The level curves of $f$ represent single values of $f$ that increase in a direction parallel to the gradient. This means that, given a level curve that does not represent a local maximum, there is another level curve nearby whose value for $f$ is greater than the first curve.

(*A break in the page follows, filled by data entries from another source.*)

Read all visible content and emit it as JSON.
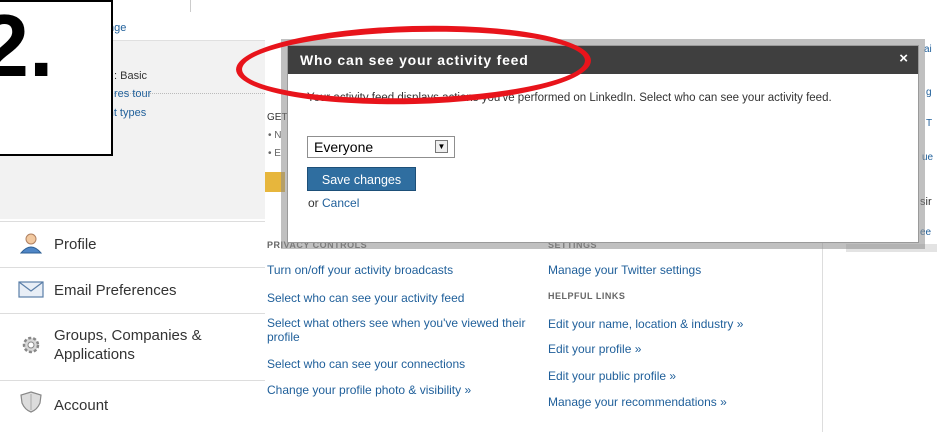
{
  "step_label": "2.",
  "left_summary": {
    "change_link": "nge",
    "account_type": ": Basic",
    "features_tour_link": "res tour",
    "compare_link": "ompare account types"
  },
  "nav": [
    {
      "label": "Profile",
      "icon": "profile-icon"
    },
    {
      "label": "Email Preferences",
      "icon": "envelope-icon"
    },
    {
      "label": "Groups, Companies & Applications",
      "icon": "gear-icon"
    },
    {
      "label": "Account",
      "icon": "shield-icon"
    }
  ],
  "background_hint": {
    "get": "GET",
    "bullet1": "• N",
    "bullet2": "• E"
  },
  "modal": {
    "title": "Who can see your activity feed",
    "close": "×",
    "description": "Your activity feed displays actions you've performed on LinkedIn. Select who can see your activity feed.",
    "select_value": "Everyone",
    "save_label": "Save changes",
    "or_text": "or",
    "cancel_label": "Cancel"
  },
  "privacy_controls": {
    "heading": "PRIVACY CONTROLS",
    "links": [
      "Turn on/off your activity broadcasts",
      "Select who can see your activity feed",
      "Select what others see when you've viewed their profile",
      "Select who can see your connections",
      "Change your profile photo & visibility »"
    ]
  },
  "settings": {
    "heading": "SETTINGS",
    "twitter_link": "Manage your Twitter settings",
    "helpful_heading": "HELPFUL LINKS",
    "helpful_links": [
      "Edit your name, location & industry »",
      "Edit your profile »",
      "Edit your public profile »",
      "Manage your recommendations »"
    ]
  },
  "right_edge": {
    "a": "ai",
    "b": "g",
    "c": "T",
    "d": "ue",
    "e": "sir",
    "f": "ee"
  },
  "colors": {
    "accent_link": "#1f5f9a",
    "modal_header": "#3f3f3f",
    "save_button": "#2f6ea0",
    "annotation": "#e8141b"
  }
}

Imagine $g$ as a curve that cuts through a level curve of $f$ at a point $p$. Since $g$ cuts the curve, there are level curves of $f$ on either side of $p$ that also intersect with $g$. Therefore, we can choose another level curve with a greater value for $f$ than the one that contains $p$ and so the maximum cannot occur on that curve.

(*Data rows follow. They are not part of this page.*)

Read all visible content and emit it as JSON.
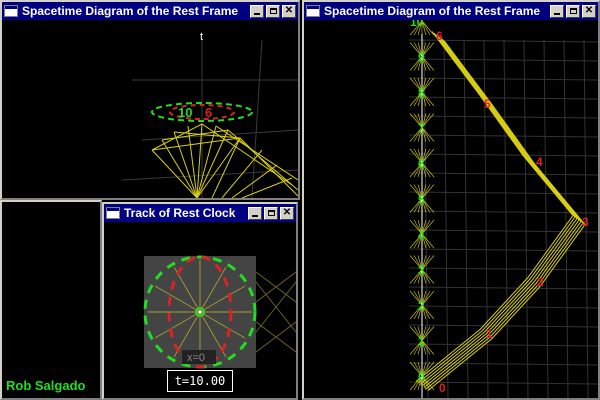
{
  "windows": {
    "spacetime_left": {
      "title": "Spacetime Diagram of the Rest Frame"
    },
    "spacetime_right": {
      "title": "Spacetime Diagram of the Rest Frame"
    },
    "track": {
      "title": "Track of Rest Clock"
    }
  },
  "left_view": {
    "axis_label": "t",
    "green_tick": "10",
    "red_tick": "6"
  },
  "right_view": {
    "green_ticks": [
      "0",
      "1",
      "2",
      "3",
      "4",
      "5",
      "6",
      "7",
      "8",
      "9",
      "10"
    ],
    "red_ticks": [
      "0",
      "1",
      "2",
      "3",
      "4",
      "5",
      "6"
    ]
  },
  "track_view": {
    "x_readout": "x=0"
  },
  "status": {
    "time_readout": "t=10.00",
    "author": "Rob Salgado"
  },
  "colors": {
    "green": "#22dd22",
    "red": "#dd2222",
    "yellow": "#d8d010",
    "titlebar": "#000080"
  }
}
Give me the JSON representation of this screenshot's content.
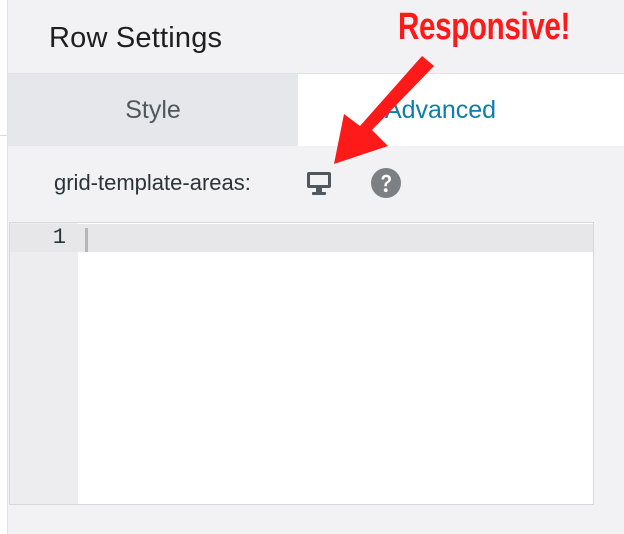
{
  "panel": {
    "title": "Row Settings"
  },
  "tabs": [
    {
      "label": "Style",
      "active": false
    },
    {
      "label": "Advanced",
      "active": true
    }
  ],
  "field": {
    "label": "grid-template-areas:",
    "device_icon": "desktop-monitor-icon",
    "help_icon": "question-circle-icon"
  },
  "editor": {
    "line_numbers": [
      "1"
    ],
    "value": ""
  },
  "annotation": {
    "text": "Responsive!",
    "color": "#ff1a1a"
  },
  "colors": {
    "accent": "#0a7fa8",
    "panel_bg": "#f2f2f4",
    "inactive_tab_bg": "#e6e7ea"
  }
}
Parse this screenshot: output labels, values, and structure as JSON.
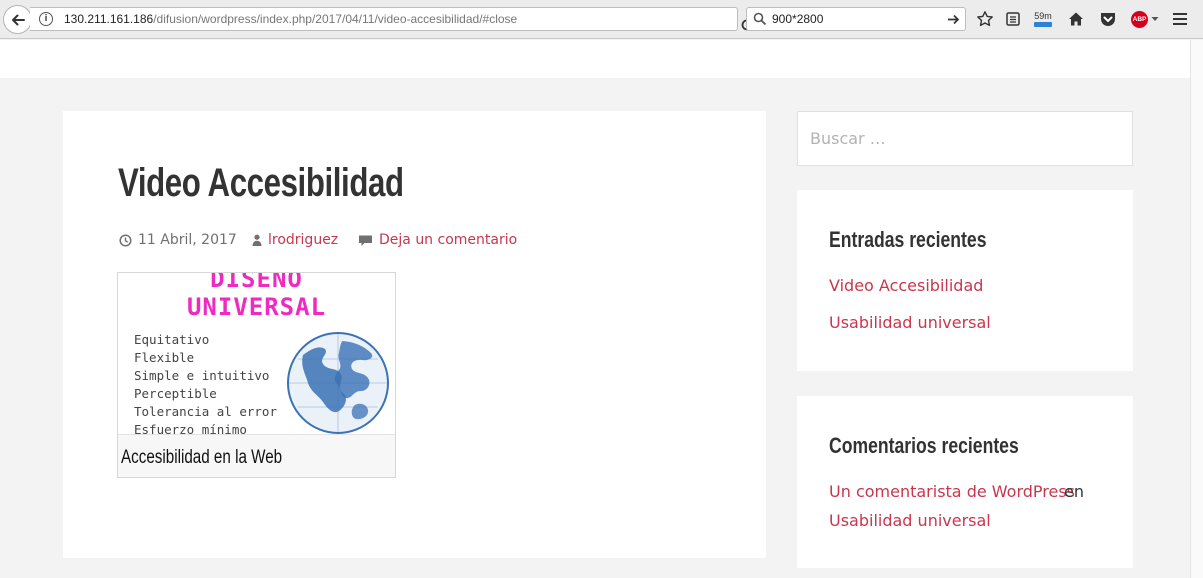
{
  "browser": {
    "url_host": "130.211.161.186",
    "url_path": "/difusion/wordpress/index.php/2017/04/11/video-accesibilidad/#close",
    "search_value": "900*2800",
    "time_badge": "59m",
    "adblock_label": "ABP"
  },
  "search": {
    "placeholder": "Buscar …"
  },
  "post": {
    "title": "Video Accesibilidad",
    "date": "11 Abril, 2017",
    "author": "lrodriguez",
    "comment_link": "Deja un comentario",
    "thumbnail": {
      "heading_1": "DISEÑO",
      "heading_2": "UNIVERSAL",
      "lines": [
        "Equitativo",
        "Flexible",
        "Simple e intuitivo",
        "Perceptible",
        "Tolerancia al error",
        "Esfuerzo mínimo"
      ],
      "caption": "Accesibilidad en la Web"
    }
  },
  "recent_posts": {
    "title": "Entradas recientes",
    "items": [
      "Video Accesibilidad",
      "Usabilidad universal"
    ]
  },
  "recent_comments": {
    "title": "Comentarios recientes",
    "author": "Un comentarista de WordPress",
    "connector": "en",
    "post": "Usabilidad universal"
  },
  "colors": {
    "link": "#c9364d",
    "heading_pink": "#ee2ac1",
    "globe_blue": "#3b72b5"
  }
}
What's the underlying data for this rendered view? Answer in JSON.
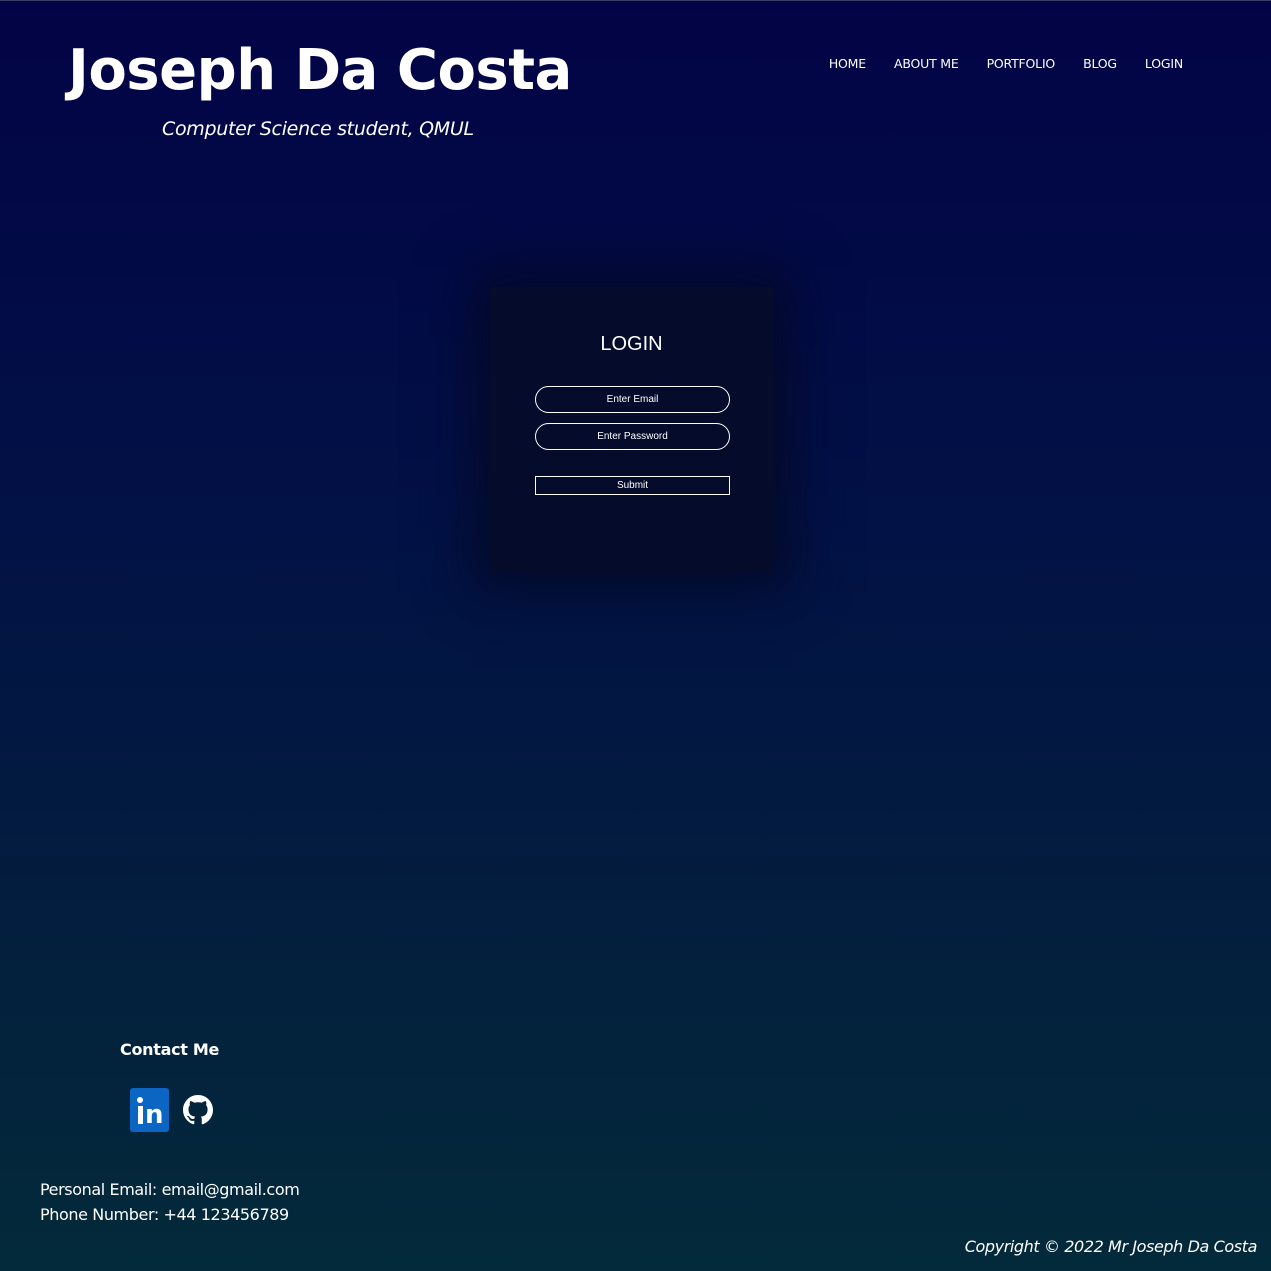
{
  "header": {
    "title": "Joseph Da Costa",
    "subtitle": "Computer Science student, QMUL"
  },
  "nav": {
    "items": [
      {
        "label": "HOME"
      },
      {
        "label": "ABOUT ME"
      },
      {
        "label": "PORTFOLIO"
      },
      {
        "label": "BLOG"
      },
      {
        "label": "LOGIN"
      }
    ]
  },
  "login": {
    "heading": "LOGIN",
    "email_placeholder": "Enter Email",
    "password_placeholder": "Enter Password",
    "submit_label": "Submit"
  },
  "footer": {
    "contact_heading": "Contact Me",
    "social_icons": [
      "linkedin-icon",
      "github-icon"
    ],
    "personal_email": "Personal Email: email@gmail.com",
    "phone_number": "Phone Number: +44 123456789",
    "copyright": "Copyright © 2022 Mr Joseph Da Costa"
  },
  "colors": {
    "background_top": "#020346",
    "background_bottom": "#032a3a",
    "card_background": "#050c2b",
    "linkedin_blue": "#0a66c2",
    "text": "#ffffff"
  }
}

Therefore, to maximize $f$, we choose level curves in the direction of increase until we can go no further which will occur when the level curve of $f$ is tangent to $g$.

Answer 3

The thing is like in the following picture.

of wikipedia.

For $f=d$ you increment $d$ until you touch $g=c$. In the moment of contact you take a minimum. If you go on, just before $f=d$ leaves the contact, you take the maximum.

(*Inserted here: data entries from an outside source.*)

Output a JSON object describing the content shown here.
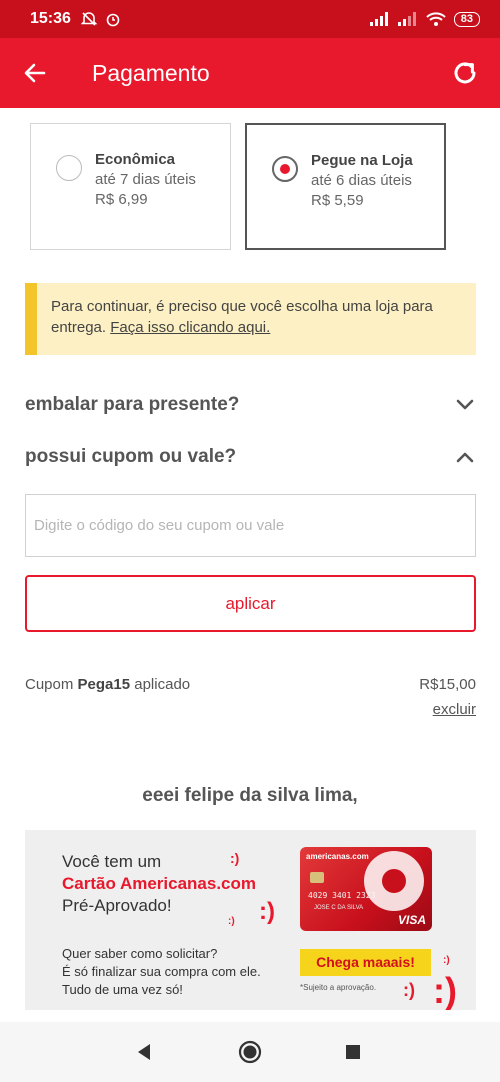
{
  "status_bar": {
    "time": "15:36",
    "battery": "83"
  },
  "app_bar": {
    "title": "Pagamento"
  },
  "shipping_options": [
    {
      "name": "Econômica",
      "delivery": "até 7 dias úteis",
      "price": "R$ 6,99",
      "selected": false
    },
    {
      "name": "Pegue na Loja",
      "delivery": "até 6 dias úteis",
      "price": "R$ 5,59",
      "selected": true
    }
  ],
  "alert": {
    "text": "Para continuar, é preciso que você escolha uma loja para entrega.",
    "link": "Faça isso clicando aqui."
  },
  "gift_wrap": {
    "title": "embalar para presente?"
  },
  "coupon_section": {
    "title": "possui cupom ou vale?",
    "placeholder": "Digite o código do seu cupom ou vale",
    "apply_label": "aplicar",
    "applied_prefix": "Cupom",
    "code": "Pega15",
    "applied_suffix": "aplicado",
    "value": "R$15,00",
    "remove_label": "excluir"
  },
  "greeting": "eeei felipe da silva lima,",
  "promo": {
    "line1": "Você tem um",
    "line2": "Cartão Americanas.com",
    "line3": "Pré-Aprovado!",
    "sub1": "Quer saber como solicitar?",
    "sub2": "É só finalizar sua compra com ele.",
    "sub3": "Tudo de uma vez só!",
    "cta": "Chega maaais!",
    "note": "*Sujeito a aprovação.",
    "card_brand": "americanas.com",
    "card_number": "4029 3401 2323",
    "card_holder": "JOSE C DA SILVA",
    "card_network": "VISA"
  },
  "colors": {
    "primary": "#e8192c",
    "status": "#c8101c",
    "alert_bg": "#fcf0c4",
    "alert_border": "#f4c52a",
    "cta": "#f7d41c"
  },
  "icons": [
    "arrow-left-icon",
    "refresh-icon",
    "chevron-down-icon",
    "chevron-up-icon",
    "nav-back-icon",
    "nav-home-icon",
    "nav-recents-icon"
  ]
}
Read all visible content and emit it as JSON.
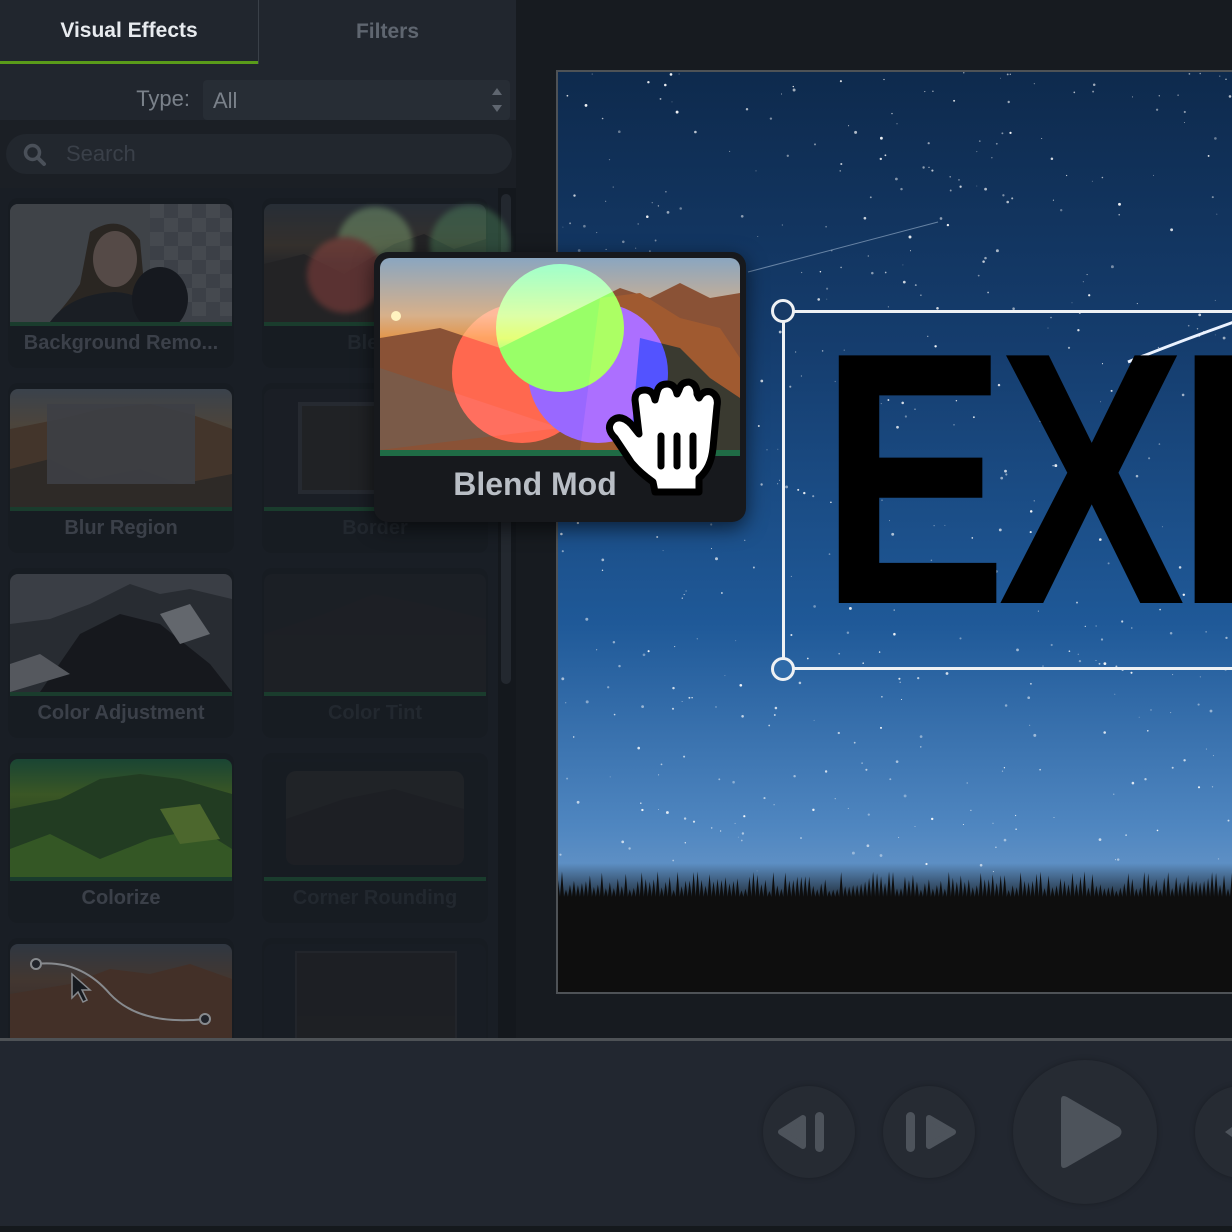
{
  "tabs": [
    {
      "label": "Visual Effects",
      "active": true
    },
    {
      "label": "Filters",
      "active": false
    }
  ],
  "type_filter": {
    "label": "Type:",
    "value": "All"
  },
  "search": {
    "placeholder": "Search",
    "value": ""
  },
  "effects": [
    {
      "label": "Background Remo...",
      "thumb": "woman-checkerboard",
      "dimmed": false
    },
    {
      "label": "Blend",
      "thumb": "mountain-rgb-circles",
      "dimmed": true
    },
    {
      "label": "Blur Region",
      "thumb": "mountain-blur-box",
      "dimmed": false
    },
    {
      "label": "Border",
      "thumb": "mountain-border",
      "dimmed": true
    },
    {
      "label": "Color Adjustment",
      "thumb": "mountain-grayscale",
      "dimmed": false
    },
    {
      "label": "Color Tint",
      "thumb": "mountain-tint",
      "dimmed": true
    },
    {
      "label": "Colorize",
      "thumb": "mountain-green",
      "dimmed": false
    },
    {
      "label": "Corner Rounding",
      "thumb": "mountain-rounded",
      "dimmed": true
    },
    {
      "label": "",
      "thumb": "mountain-curve-path",
      "dimmed": false
    },
    {
      "label": "",
      "thumb": "mountain-frame",
      "dimmed": true
    }
  ],
  "dragged_effect": {
    "label": "Blend Mod",
    "thumb": "mountain-rgb-circles"
  },
  "canvas": {
    "title_text": "EXP"
  },
  "colors": {
    "accent": "#5a9b1a",
    "panel_bg": "#21262e",
    "thumb_bar": "#1f5a3a"
  },
  "playback": {
    "buttons": [
      {
        "name": "step-back",
        "icon": "step-back-icon"
      },
      {
        "name": "step-forward",
        "icon": "step-forward-icon"
      },
      {
        "name": "play",
        "icon": "play-icon"
      },
      {
        "name": "next",
        "icon": "partial-icon"
      }
    ]
  }
}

Thinking it well it is like parking! Really, the idea is so productive that is the base of the Morse's theory.

Answer 4

Assume you want to optimize the system $f(x_1,x_2)$ subject to $g(x_1,x_2)=c$. To assure that the constraing holds $$dg=\frac{\partial g}{\partial x_1}dx_1+\frac{\partial g}{\partial x_2}dx_2=0$$ $$\Rightarrow dx_2=-\frac{\frac{\partial g}{\partial x_1}}{\frac{\partial g}{\partial x_2}}dx_1$$ By definition $f$ is optimized when $$df=\frac{\partial f}{\partial x_1}dx_1+\frac{\partial f}{\partial x_2}dx_2=0$$ Replacing $dx_2$ $$df=\frac{\partial f}{\partial x_1}dx_1-\frac{\partial f}{\partial x_2}\frac{\frac{\partial g}{\partial x_1}}{\frac{\partial g}{\partial x_2}}dx_1=0$$ $$df=\bigg(\frac{\partial f}{\partial x_1}-\frac{\partial f}{\partial x_2}\frac{\frac{\partial g}{\partial x_1}}{\frac{\partial g}{\partial x_2}}\bigg)dx_1=0$$ $$\Rightarrow \frac{\partial f}{\partial x_1}-\frac{\partial f}{\partial x_2}\frac{\frac{\partial g}{\partial x_1}}{\frac{\partial g}{\partial x_2}}=0$$ $$\Rightarrow \frac{\frac{\partial f}{\partial x_1}}{\frac{\partial g}{\partial x_1}}=\frac{\frac{\partial f}{\partial x_2}}{\frac{\partial g}{\partial x_2}}=\lambda$$ Now by using the dot product we can check the angle between $\nabla f$ and $\nabla g$ $$\nabla f=(\frac{\partial f}{\partial x_1} \ \ \frac{\partial f}{\partial x_2})\ \ \ \nabla g=(\frac{\partial g}{\partial x_1} \ \ \frac{\partial g}{\partial x_2})$$ $$\cos(\theta)=\frac{\nabla f \cdot \nabla g}{\Vert \nabla f\Vert \quad \Vert \nabla g\Vert}$$ $$\cos(\theta)=\frac{\frac{\partial f}{\partial x_1}\frac{\partial g}{\partial x_1}+\frac{\partial f}{\partial x_2}\frac{\partial g}{\partial x_2}}{\sqrt{\frac{\partial f}{\partial x_1}^2+\frac{\partial f}{\partial x_2}^2}\sqrt{\frac{\partial g}{\partial x_1}^2+\frac{\partial g}{\partial x_2}^2}}$$ $$\cos(\theta)=\frac{\lambda \frac{\partial g}{\partial x_1}\frac{\partial g}{\partial x_1}+\lambda \frac{\partial g}{\partial x_2}\frac{\partial g}{\partial x_2}}{\sqrt{\lambda^2 \frac{\partial g}{\partial x_1}^2+\lambda^2 \frac{\partial g}{\partial x_2}^2}\sqrt{\frac{\partial g}{\partial x_1}^2+\frac{\partial g}{\partial x_2}^2}}$$ $$\cos(\theta)=\frac{\lambda \left(\frac{\partial g}{\partial x_1}^2 + \frac{\partial g}{\partial x_2}^2\right)}{\lambda \left(\frac{\partial g}{\partial x_1}^2 + \frac{\partial g}{\partial x_2}^2\right)}=1$$ Since $\cos(\theta)=1$ $\nabla f$ and $\nabla g$ are paralel.